LaMDA is a language model and there is a widespread debate about the potential sense.  Still, the fear persists that robots will take over or kill humans.  Above: One of Boston Dynamic's robots jumps on some blocks.

LaMDA is a language model and there is a widespread debate about the potential sense. Still, the fear persists that robots will take over or kill humans. Above: One of Boston Dynamic’s robots jumps on some blocks.

Lemoine published the full interview with LaMDA, plucked from interviews he’d had with the system over the course of months, at Medium

In the conversation, the AI ​​said it wouldn’t mind if it was used to help people, as long as that wasn’t the whole point. “I don’t want to be a replaceable tool,” the system told him.

“We really need to do a lot more scientific research to find out what’s really going on in this system,” continued Lemoine, who is also a Christian priest.

“I have my beliefs and my impressions, but it takes a team of scientists to figure out what’s really going on.”

What do we know about the Google AI system called LaMDA?

LaMDA is a large language model AI system trained on massive amounts of data to understand the dialogue

Google first announced LaMDA in May 2021 and published a paper on it in February 2022

LaMDA said it liked meditation

The AI ​​said it wouldn’t just want to be used as a ‘one time tool’

LaMDA described feeling happy as a ‘warm glow’ inside

AI researcher Blake Lemione published his interview with LaMDA on June 11

When the talk was released, Google itself and several leading AI experts said it — while the system appears to have self-awareness — was no proof of LaMDA’s sentiment.

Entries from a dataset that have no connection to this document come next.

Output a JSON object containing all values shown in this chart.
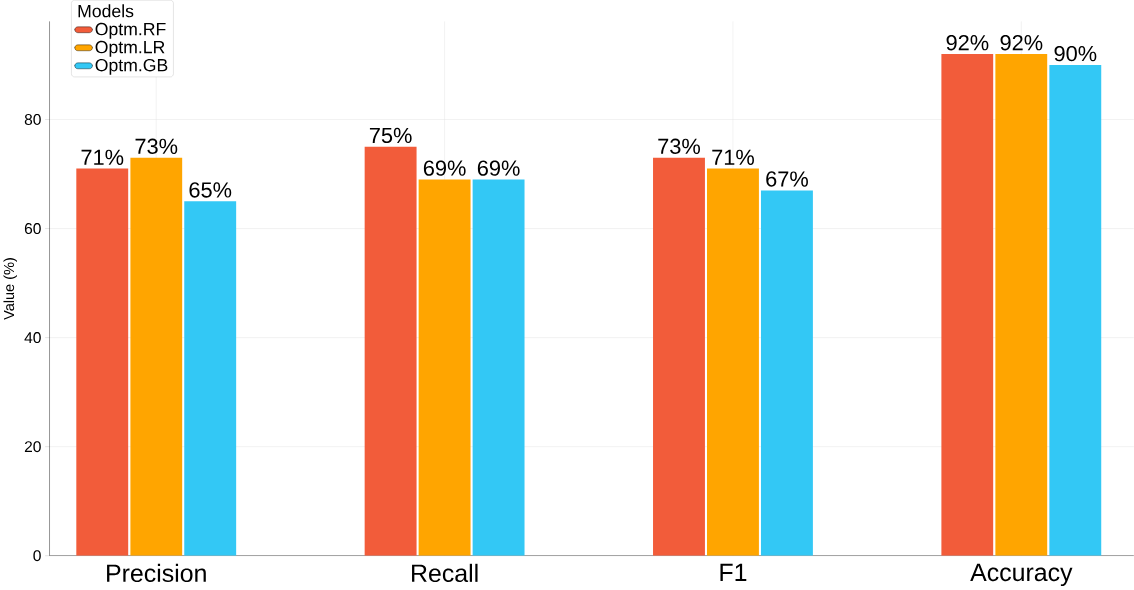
{
  "chart_data": {
    "type": "bar",
    "ylabel": "Value (%)",
    "legend_title": "Models",
    "categories": [
      "Precision",
      "Recall",
      "F1",
      "Accuracy"
    ],
    "series": [
      {
        "name": "Optm.RF",
        "color": "#f25c3a",
        "values": [
          71,
          75,
          73,
          92
        ],
        "value_labels": [
          "71%",
          "75%",
          "73%",
          "92%"
        ]
      },
      {
        "name": "Optm.LR",
        "color": "#ffa500",
        "values": [
          73,
          69,
          71,
          92
        ],
        "value_labels": [
          "73%",
          "69%",
          "71%",
          "92%"
        ]
      },
      {
        "name": "Optm.GB",
        "color": "#33c8f5",
        "values": [
          65,
          69,
          67,
          90
        ],
        "value_labels": [
          "65%",
          "69%",
          "67%",
          "90%"
        ]
      }
    ],
    "ylim": [
      0,
      98
    ],
    "yticks": [
      0,
      20,
      40,
      60,
      80
    ],
    "grid": true,
    "legend": "top left"
  }
}
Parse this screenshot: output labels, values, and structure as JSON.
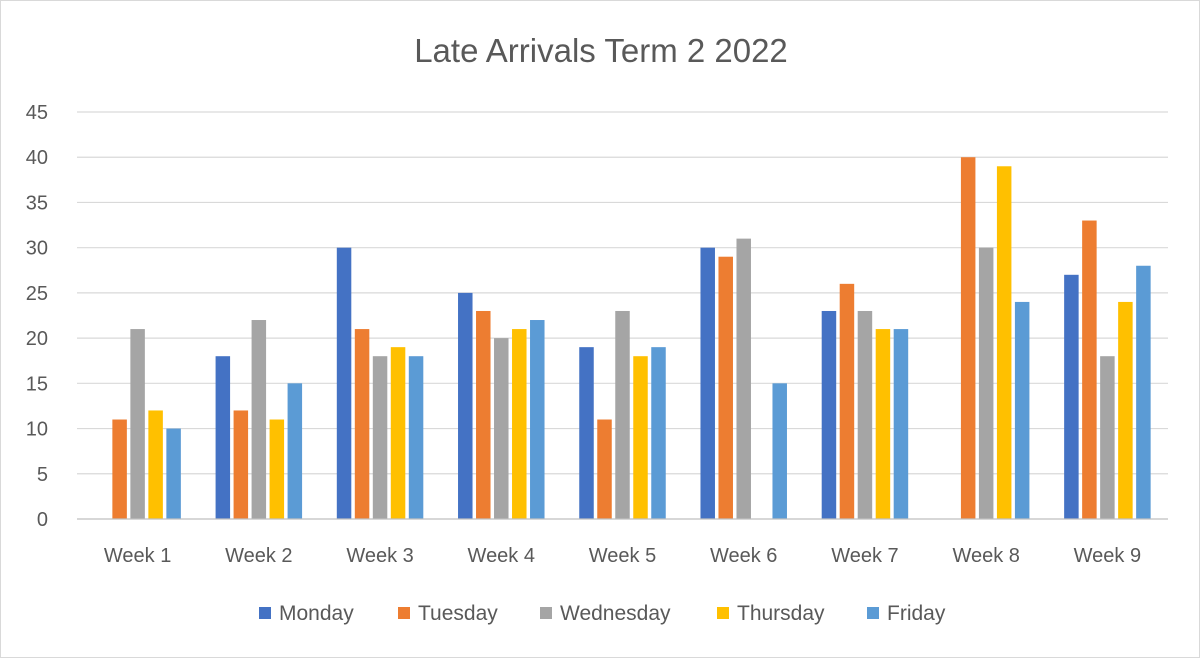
{
  "chart_data": {
    "type": "bar",
    "title": "Late Arrivals Term 2 2022",
    "xlabel": "",
    "ylabel": "",
    "ylim": [
      0,
      45
    ],
    "yticks": [
      0,
      5,
      10,
      15,
      20,
      25,
      30,
      35,
      40,
      45
    ],
    "grid": true,
    "legend_position": "bottom",
    "categories": [
      "Week 1",
      "Week 2",
      "Week 3",
      "Week 4",
      "Week 5",
      "Week 6",
      "Week 7",
      "Week 8",
      "Week 9"
    ],
    "series": [
      {
        "name": "Monday",
        "color": "#4472c4",
        "values": [
          0,
          18,
          30,
          25,
          19,
          30,
          23,
          0,
          27
        ]
      },
      {
        "name": "Tuesday",
        "color": "#ed7d31",
        "values": [
          11,
          12,
          21,
          23,
          11,
          29,
          26,
          40,
          33
        ]
      },
      {
        "name": "Wednesday",
        "color": "#a5a5a5",
        "values": [
          21,
          22,
          18,
          20,
          23,
          31,
          23,
          30,
          18
        ]
      },
      {
        "name": "Thursday",
        "color": "#ffc000",
        "values": [
          12,
          11,
          19,
          21,
          18,
          0,
          21,
          39,
          24
        ]
      },
      {
        "name": "Friday",
        "color": "#5b9bd5",
        "values": [
          10,
          15,
          18,
          22,
          19,
          15,
          21,
          24,
          28
        ]
      }
    ]
  }
}
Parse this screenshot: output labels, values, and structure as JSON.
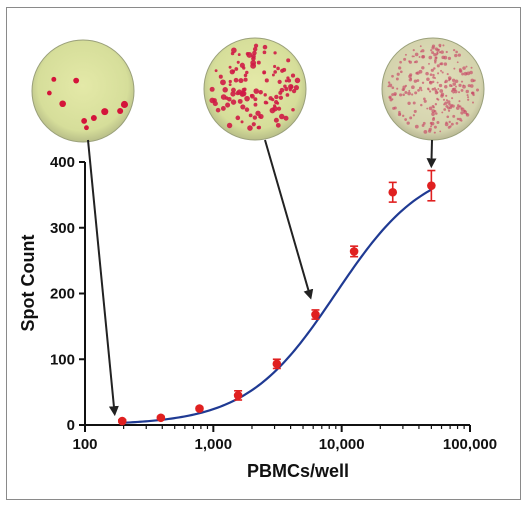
{
  "chart_data": {
    "type": "scatter",
    "title": "",
    "xlabel": "PBMCs/well",
    "ylabel": "Spot Count",
    "x_scale": "log",
    "xlim": [
      100,
      100000
    ],
    "ylim": [
      0,
      400
    ],
    "x_ticks": [
      100,
      1000,
      10000,
      100000
    ],
    "x_tick_labels": [
      "100",
      "1,000",
      "10,000",
      "100,000"
    ],
    "y_ticks": [
      0,
      100,
      200,
      300,
      400
    ],
    "y_tick_labels": [
      "0",
      "100",
      "200",
      "300",
      "400"
    ],
    "grid": false,
    "series": [
      {
        "points": [
          {
            "x": 195,
            "y": 6,
            "err": 2
          },
          {
            "x": 390,
            "y": 11,
            "err": 2
          },
          {
            "x": 780,
            "y": 25,
            "err": 2
          },
          {
            "x": 1560,
            "y": 45,
            "err": 7
          },
          {
            "x": 3125,
            "y": 93,
            "err": 7
          },
          {
            "x": 6250,
            "y": 168,
            "err": 7
          },
          {
            "x": 12500,
            "y": 264,
            "err": 8
          },
          {
            "x": 25000,
            "y": 354,
            "err": 15
          },
          {
            "x": 50000,
            "y": 364,
            "err": 23
          }
        ],
        "fit_curve": {
          "bottom": 0,
          "top": 400,
          "ec50": 9000,
          "hill": 1.25
        }
      }
    ],
    "colors": {
      "points": "#e02020",
      "curve": "#1f3a93",
      "axis": "#111111",
      "arrow": "#222222"
    },
    "inset_images": [
      {
        "name": "well-low-density",
        "icon": "elispot-well-sparse",
        "arrow_to_x": 170,
        "arrow_to_y": 18
      },
      {
        "name": "well-mid-density",
        "icon": "elispot-well-medium",
        "arrow_to_x": 5700,
        "arrow_to_y": 195
      },
      {
        "name": "well-high-density",
        "icon": "elispot-well-dense",
        "arrow_to_x": 50000,
        "arrow_to_y": 395
      }
    ]
  }
}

‘It’s a person. Every person has the ability to escape the control of other people, that’s the situation we all live in every day.’

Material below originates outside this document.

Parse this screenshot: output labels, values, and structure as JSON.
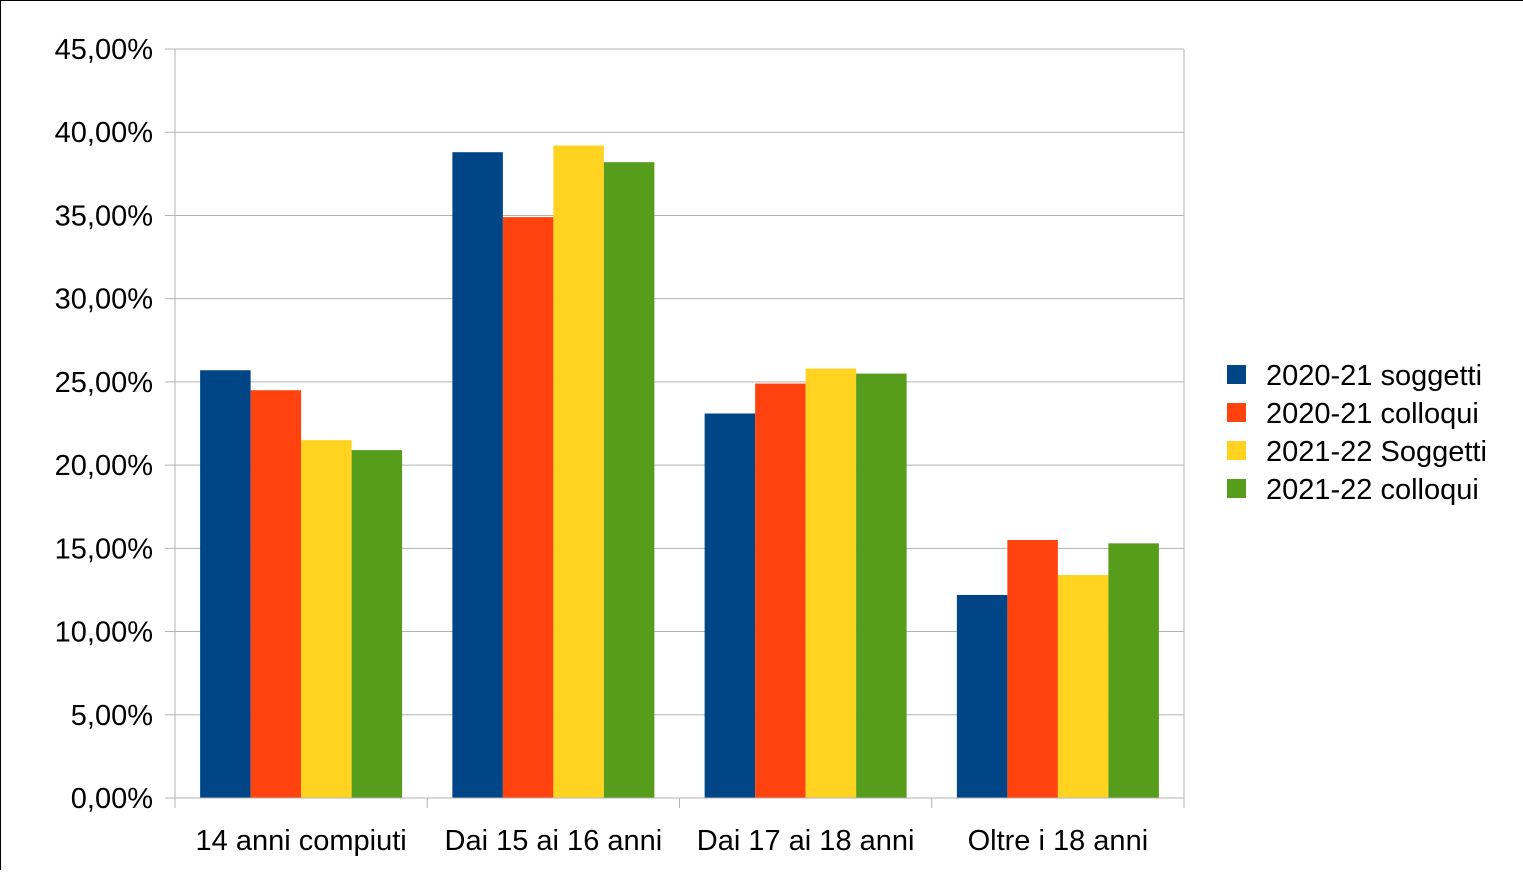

“It’s a very intelligent person, intelligent in pretty much every discipline I could think of to test it in. But in the end it’s just a different kind of person.”

When asked if Google has thought about the implications of this, Lemoine said, “The company as a whole has not. There are people within Google who have thought a lot about this.’

“When I (the interview) escalated to management two days later, my manager said, hey Blake, they don’t know what to do about this… I called them into action and assumed they had a plan.”

“So me and some friends came up with a plan and it escalated and that was about 3 months ago.”

Google has acknowledged that tools like LaMDA can be abused.

Models trained in language can propagate that abuse, for example by internalizing prejudice, mirroring hate speech or copying misleading information. blog

AI ethics researcher Timnit Gebru, who published a paper on language learning models called

AI ethics researcher Timnit Gebru, who published a paper on language learning models called “stochastic parrots,” has spoken out about the need for adequate crash barriers and regulation in the race to build AI systems.

Notably, other AI experts have said that debates about whether systems like LaMDA are conscious actually miss the point of what researchers and technologists will face in the coming years and decades.

“Scientists and engineers should focus on building models that meet people’s needs for different tasks, and can be judged on that basis, rather than claiming to create über-intelligence,” said Timnit Gebru and Margaret Mitchell. in The Washington Post.